Prima di scoprire dove sono gli autovelox, è bene sapere quali sono i limiti da rispettare, al netto della tolleranza per eccesso di velocità. Sono di quattro tipi: 130 chilometri orari sulle autostrade ovvero 150 chilometri orari in caso di presenza di tre corsie, 110 chilometri orari per le strade extraurbane principali, 90 chilometri orari per le strade extraurbane secondarie e per le strade extraurbane locali, 50 chilometri orari per le strade nei centri abitati con la possibilità di innalzarlo a 70 chilometri orari per alcune strade urbane.

Ebbene, come rivela la mappa aggiornata degli autovelox 2020, possono essere ovunque su strade, tangenziali e autostrade. Come abbiamo anticipato, sia che si tratti di postazioni fisse e sia mobili, devono essere sempre adeguatamente preannunciati.

Normative autovelox per validità multa

Abbiamo accennato alla nullità della multa auto nel caso in cui l'autovelox non sia chiaramente segnalato (due volte nel caso di dispositivi mobili). Ma non è la sola ragione che può portare all'annullamento. Basta sfogliare il lungo elenco delle sentenze dei giudici di pace per scoprire come la casistica sia abbondante.

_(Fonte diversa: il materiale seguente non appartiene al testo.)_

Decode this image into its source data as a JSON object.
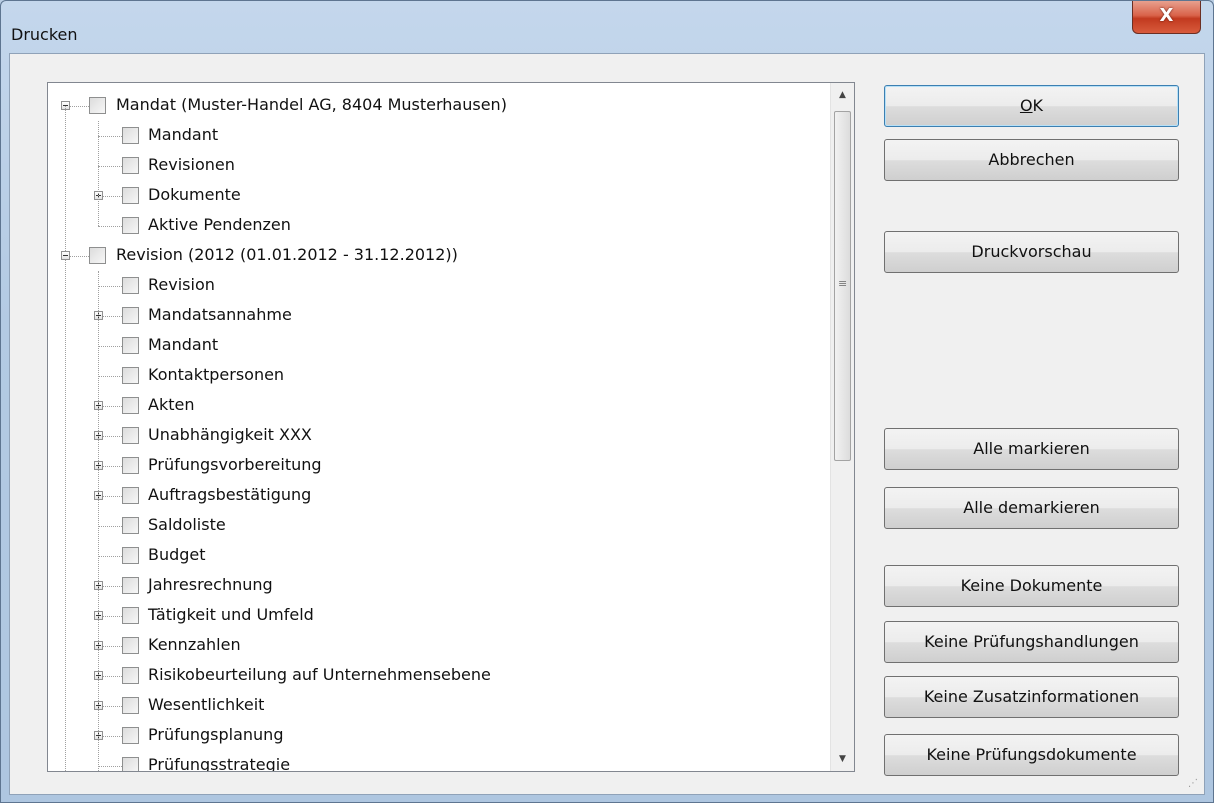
{
  "window": {
    "title": "Drucken",
    "close_label": "X"
  },
  "tree": {
    "items": [
      {
        "label": "Mandat (Muster-Handel AG, 8404 Musterhausen)",
        "level": 0,
        "expander": "minus"
      },
      {
        "label": "Mandant",
        "level": 1,
        "expander": "none"
      },
      {
        "label": "Revisionen",
        "level": 1,
        "expander": "none"
      },
      {
        "label": "Dokumente",
        "level": 1,
        "expander": "plus"
      },
      {
        "label": "Aktive Pendenzen",
        "level": 1,
        "expander": "none"
      },
      {
        "label": "Revision (2012 (01.01.2012 - 31.12.2012))",
        "level": 0,
        "expander": "minus"
      },
      {
        "label": "Revision",
        "level": 1,
        "expander": "none"
      },
      {
        "label": "Mandatsannahme",
        "level": 1,
        "expander": "plus"
      },
      {
        "label": "Mandant",
        "level": 1,
        "expander": "none"
      },
      {
        "label": "Kontaktpersonen",
        "level": 1,
        "expander": "none"
      },
      {
        "label": "Akten",
        "level": 1,
        "expander": "plus"
      },
      {
        "label": "Unabhängigkeit XXX",
        "level": 1,
        "expander": "plus"
      },
      {
        "label": "Prüfungsvorbereitung",
        "level": 1,
        "expander": "plus"
      },
      {
        "label": "Auftragsbestätigung",
        "level": 1,
        "expander": "plus"
      },
      {
        "label": "Saldoliste",
        "level": 1,
        "expander": "none"
      },
      {
        "label": "Budget",
        "level": 1,
        "expander": "none"
      },
      {
        "label": "Jahresrechnung",
        "level": 1,
        "expander": "plus"
      },
      {
        "label": "Tätigkeit und Umfeld",
        "level": 1,
        "expander": "plus"
      },
      {
        "label": "Kennzahlen",
        "level": 1,
        "expander": "plus"
      },
      {
        "label": "Risikobeurteilung auf Unternehmensebene",
        "level": 1,
        "expander": "plus"
      },
      {
        "label": "Wesentlichkeit",
        "level": 1,
        "expander": "plus"
      },
      {
        "label": "Prüfungsplanung",
        "level": 1,
        "expander": "plus"
      },
      {
        "label": "Prüfungsstrategie",
        "level": 1,
        "expander": "none"
      }
    ]
  },
  "buttons": {
    "ok_prefix": "",
    "ok_underlined": "O",
    "ok_rest": "K",
    "cancel": "Abbrechen",
    "preview": "Druckvorschau",
    "select_all": "Alle markieren",
    "deselect_all": "Alle demarkieren",
    "no_documents": "Keine Dokumente",
    "no_procedures": "Keine Prüfungshandlungen",
    "no_additional_info": "Keine Zusatzinformationen",
    "no_audit_documents": "Keine Prüfungsdokumente"
  }
}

Qualche esempio? La multa per eccesso di velocità è nulla se i componenti dell'autovelox non sono stati tarati correttamente. Dal punto di vista operativo, non basta scrivere sul verbale della multa la frase "uso di apparecchi che consentono la rilevazione dell'illecito solo in tempo successivo o quando il veicolo sia già a distanza dal posto di accertamento".

Affinché la multa con l'autovelox sia valida è indispensabile che le ragioni che hanno impedito di contestare subito l'infrazione per eccesso di velocità (pensiamo all'assenza di piazzole di soste o al traffico intenso) siano specificate con estrema chiarezza.

Per opporsi  sulla base dell'infrazione rilevata dall'autovelox, il proprietario del veicolo può proporre ricorso al prefetto per difendersi e non pagare la multa auto entro 60 giorni dal ricevimento della notifica.

L'alternativa è il giudice di pace, ma i tempi sono ridotti a 30 giorni. Il fascicolo da presentare comprende la richiesta di annullamento del verbale, la copia del documento riguardante l'estraneità dell'auto rispetto all'infrazione, la copia del documento di identità del proprietario dell'auto e la copia del verbale.

Si ricorda che l'importo che l'automobilista indisciplinato è chiamato a pagare varia in base all'entità della trasgressione: tra 41 a 169 euro fino a 10 chilometri orari, tra 169 e 680 euro fra 10 e 40 chilometri orari, tra 532 a 2.127 euro con sospensione della patente da uno a tre mesi fra 40 e 60 chilometri orari, tra 829 e 3.316 euro con sospensione della patente da sei a dodici mesi, oltre 60 chilometri orari.